Há exatos três meses e um dia, o negro George Floyd foi assassinado com requintes de crueldades, asfixiado pelo joelho de um policial branco, enquanto o seu rosto era pressionado contra o asfalto de uma rua em Minneapolis, Estado americano de Minnesota.
O episódio deflagrou as maiores manifestações contra o racismo em décadas, dentro e fora do território americano. Os ativistas exigem reforma policial - e em alguns casos a extinção de corporações.
Pouco ou nada aconteceu de mudança real em leis e regimentos policiais da morte de Floyd para cá. E o resultado é mais um novo caso, tão revoltante quanto o daquele 25 de maio: desta vez, o também negro Jacob Blake, baleado com sete tiros pelas costas, na frente dos três filhos, em Kenosha, Wisconsin, quando apartava uma briga entre mulheres.
O tema do racismo estrutural nas corporações policiais é uma verdade inconveniente para os Estados Unidos em geral e para Donald Trump em particular. Obviamente, não é só culpa do atual presidente que, a 10 semanas da eleição, pretendia, a esta altura, surfar na onda dos bons números da economia e, desde a morte de Floyd, tem a reeleição ameaçada pelas manifestações e pelo coronavírus e seus 175 mil mortos no país.
Não, o racismo está longe de ter surgido na era Trump - nem Barack Obama, o primeiro presidente negro da história dos EUA, conseguiu resolver. Mas Trump fez e faz de tudo para legitimar - e muitas vezes acirrar - o segregacionismo, chaga aberta na sociedade americana. Prova disso é que, um dia antes do aniversário de três meses da morte de Floyd, os estrategistas da campanha republicana chamaram o casal Mark e Patricia McCloskey a discursar na convenção do partido, que ocorre esta semana. Foram tratados como heróis pelos aliados do presidente, desde que empunharam um fuzil e uma pistola em direção a manifestantes em frente a sua casa em St. Louis, em junho.
- Não importa onde você more, sua família não estará segura na América dos democratas radicais - disse Patricia.

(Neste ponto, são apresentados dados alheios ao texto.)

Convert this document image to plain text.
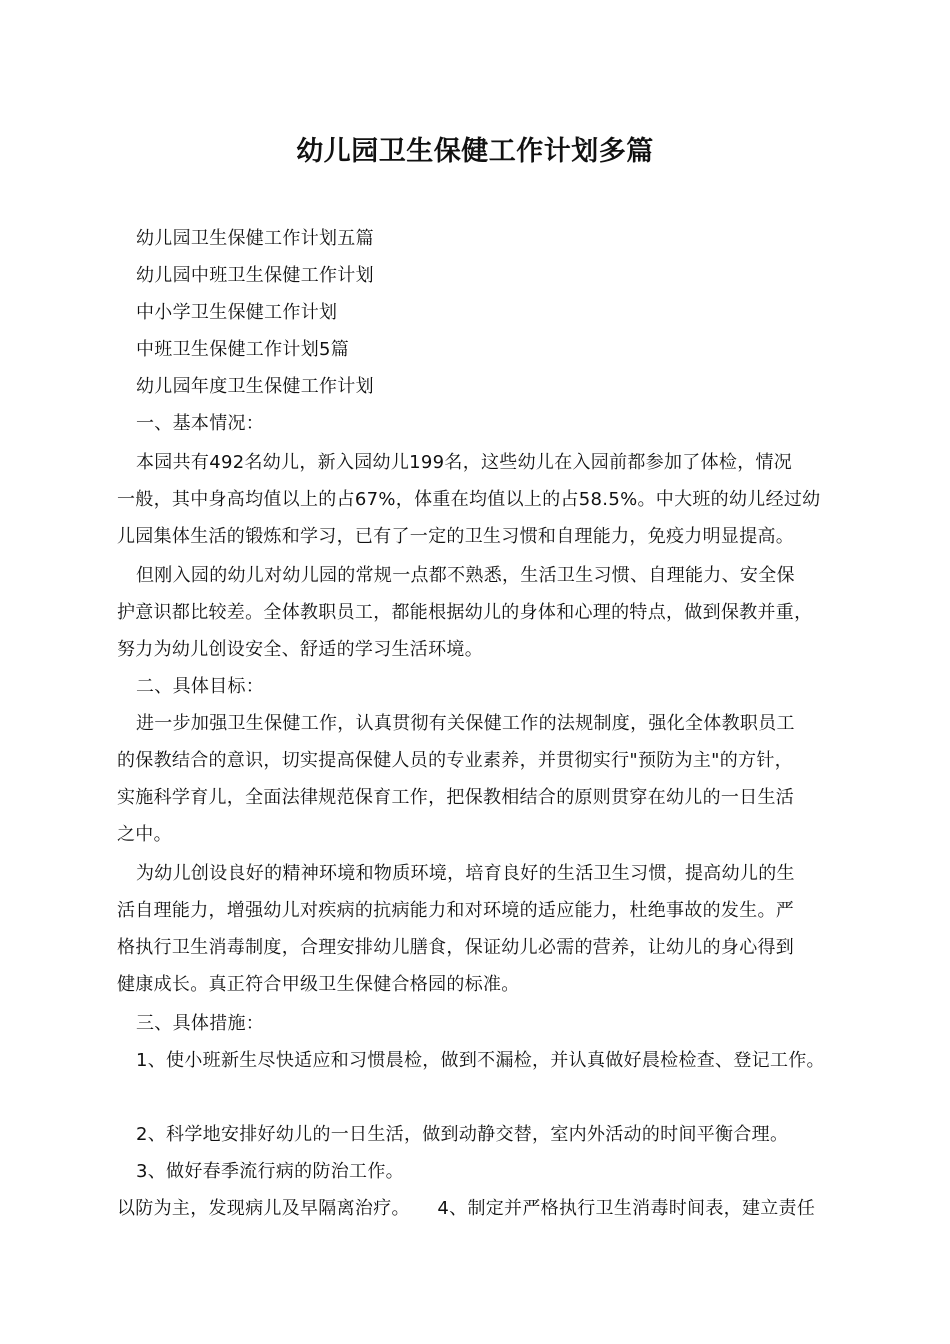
幼儿园卫生保健工作计划多篇
幼儿园卫生保健工作计划五篇
幼儿园中班卫生保健工作计划
中小学卫生保健工作计划
中班卫生保健工作计划5篇
幼儿园年度卫生保健工作计划
一、基本情况：
本园共有492名幼儿，新入园幼儿199名，这些幼儿在入园前都参加了体检，情况
一般，其中身高均值以上的占67%，体重在均值以上的占58.5%。中大班的幼儿经过幼
儿园集体生活的锻炼和学习，已有了一定的卫生习惯和自理能力，免疫力明显提高。
但刚入园的幼儿对幼儿园的常规一点都不熟悉，生活卫生习惯、自理能力、安全保
护意识都比较差。全体教职员工，都能根据幼儿的身体和心理的特点，做到保教并重，
努力为幼儿创设安全、舒适的学习生活环境。
二、具体目标：
进一步加强卫生保健工作，认真贯彻有关保健工作的法规制度，强化全体教职员工
的保教结合的意识，切实提高保健人员的专业素养，并贯彻实行"预防为主"的方针，
实施科学育儿，全面法律规范保育工作，把保教相结合的原则贯穿在幼儿的一日生活
之中。
为幼儿创设良好的精神环境和物质环境，培育良好的生活卫生习惯，提高幼儿的生
活自理能力，增强幼儿对疾病的抗病能力和对环境的适应能力，杜绝事故的发生。严
格执行卫生消毒制度，合理安排幼儿膳食，保证幼儿必需的营养，让幼儿的身心得到
健康成长。真正符合甲级卫生保健合格园的标准。
三、具体措施：
1、使小班新生尽快适应和习惯晨检，做到不漏检，并认真做好晨检检查、登记工作。
2、科学地安排好幼儿的一日生活，做到动静交替，室内外活动的时间平衡合理。
3、做好春季流行病的防治工作。
以防为主，发现病儿及早隔离治疗。　　4、制定并严格执行卫生消毒时间表，建立责任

Os dois americanos brancos, empunhando armas, são, na verdade, símbolo de um país dividido. E, como em toda nação polarizada, os símbolos servem apenas para lastrear versões: Mark e Patricia diziam que se sentiam ameaçados pelos ativistas negros, enquanto jantavam no jardim de sua casa, propriedade privada, e que estariam no direito de defendê-la. Os manifestantes afirmam que a passeata era pacífica e que o casal reagiu com truculência. Na Justiça, Mark e Patricia respondem por uso ilegal de armas de fogo.

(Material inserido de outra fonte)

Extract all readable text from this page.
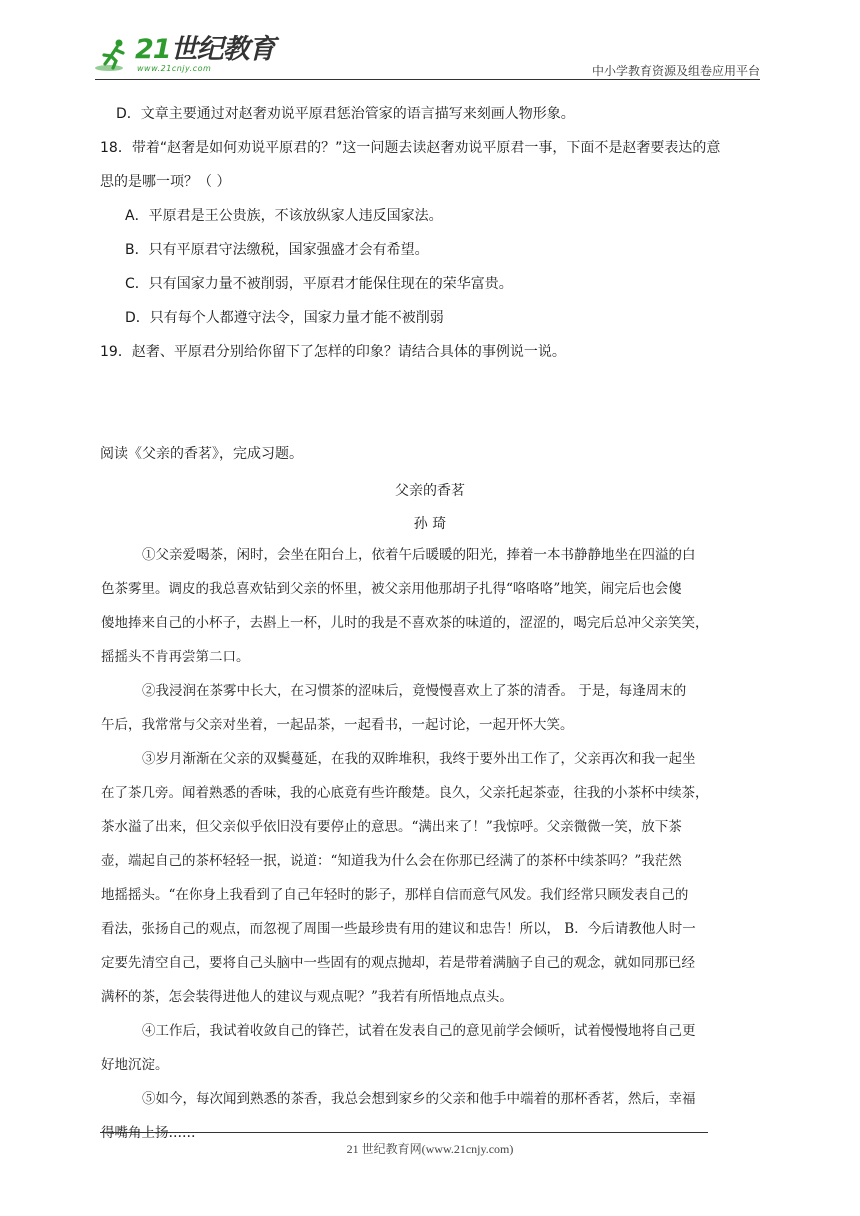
21世纪教育
www.21cnjy.com	中小学教育资源及组卷应用平台
D．文章主要通过对赵奢劝说平原君惩治管家的语言描写来刻画人物形象。
18．带着“赵奢是如何劝说平原君的？”这一问题去读赵奢劝说平原君一事，下面不是赵奢要表达的意
思的是哪一项？（ ）
A．平原君是王公贵族，不该放纵家人违反国家法。
B．只有平原君守法缴税，国家强盛才会有希望。
C．只有国家力量不被削弱，平原君才能保住现在的荣华富贵。
D．只有每个人都遵守法令，国家力量才能不被削弱
19．赵奢、平原君分别给你留下了怎样的印象？请结合具体的事例说一说。
阅读《父亲的香茗》，完成习题。
父亲的香茗
孙 琦
①父亲爱喝茶，闲时，会坐在阳台上，依着午后暖暖的阳光，捧着一本书静静地坐在四溢的白
色茶雾里。调皮的我总喜欢钻到父亲的怀里，被父亲用他那胡子扎得“咯咯咯”地笑，闹完后也会傻
傻地捧来自己的小杯子，去斟上一杯，儿时的我是不喜欢茶的味道的，涩涩的，喝完后总冲父亲笑笑，
摇摇头不肯再尝第二口。
②我浸润在茶雾中长大，在习惯茶的涩味后，竟慢慢喜欢上了茶的清香。 于是，每逢周末的
午后，我常常与父亲对坐着，一起品茶，一起看书，一起讨论，一起开怀大笑。
③岁月渐渐在父亲的双鬓蔓延，在我的双眸堆积，我终于要外出工作了，父亲再次和我一起坐
在了茶几旁。闻着熟悉的香味，我的心底竟有些许酸楚。良久，父亲托起茶壶，往我的小茶杯中续茶，
茶水溢了出来，但父亲似乎依旧没有要停止的意思。“满出来了！”我惊呼。父亲微微一笑，放下茶
壶，端起自己的茶杯轻轻一抿，说道：“知道我为什么会在你那已经满了的茶杯中续茶吗？”我茫然
地摇摇头。“在你身上我看到了自己年轻时的影子，那样自信而意气风发。我们经常只顾发表自己的
看法，张扬自己的观点，而忽视了周围一些最珍贵有用的建议和忠告！所以， B．今后请教他人时一
定要先清空自己，要将自己头脑中一些固有的观点抛却，若是带着满脑子自己的观念，就如同那已经
满杯的茶，怎会装得进他人的建议与观点呢？”我若有所悟地点点头。
④工作后，我试着收敛自己的锋芒，试着在发表自己的意见前学会倾听，试着慢慢地将自己更
好地沉淀。
⑤如今，每次闻到熟悉的茶香，我总会想到家乡的父亲和他手中端着的那杯香茗，然后，幸福
得嘴角上扬……
21 世纪教育网(www.21cnjy.com)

O impacto que as novas cenas de violência racial terá na eleição está, infelizmente, refém das narrativas dos dois partidos. Trump deve usar o abuso policial contra Blake para reforçar a mensagem de "lei e ordem" contra os protestos, para agradar aos eleitores de sua base, que só veem nas manifestações baderna e caos. Ele quer mostrar que cidades e Estados com prefeitos democratas permitem saques, incêndios e mortes.
A fala dos McCloskey cola na narrativa de que os manifestantes são marxistas, socialistas, que querem desmantelar os bairros suburbanos. Por essa lógica, os governos nas mãos da oposição (como os de Wisconsin e de Minnesota, palcos da truculência contra Blake e Floyd) são responsáveis pela sensação de insegurança endêmica, que acaba expondo as forças policiais, conduzindo a episódios de violência. Por isso, seria necessário armar mais a polícia e os cidadãos.
A maioria da população americana apoia as manifestações e entende que há racismo dentro da polícia. No caso Blake, o candidato democrata Joe Biden afirmou que "os tiros perfuram a alma da nação" e pediu que os policiais sejam responsabilizados. Mas as luzes da eleição estão sobre Trump, que conduz nesta quarta-feira (26) o penúltimo dia da convenção republicana. O que dirá?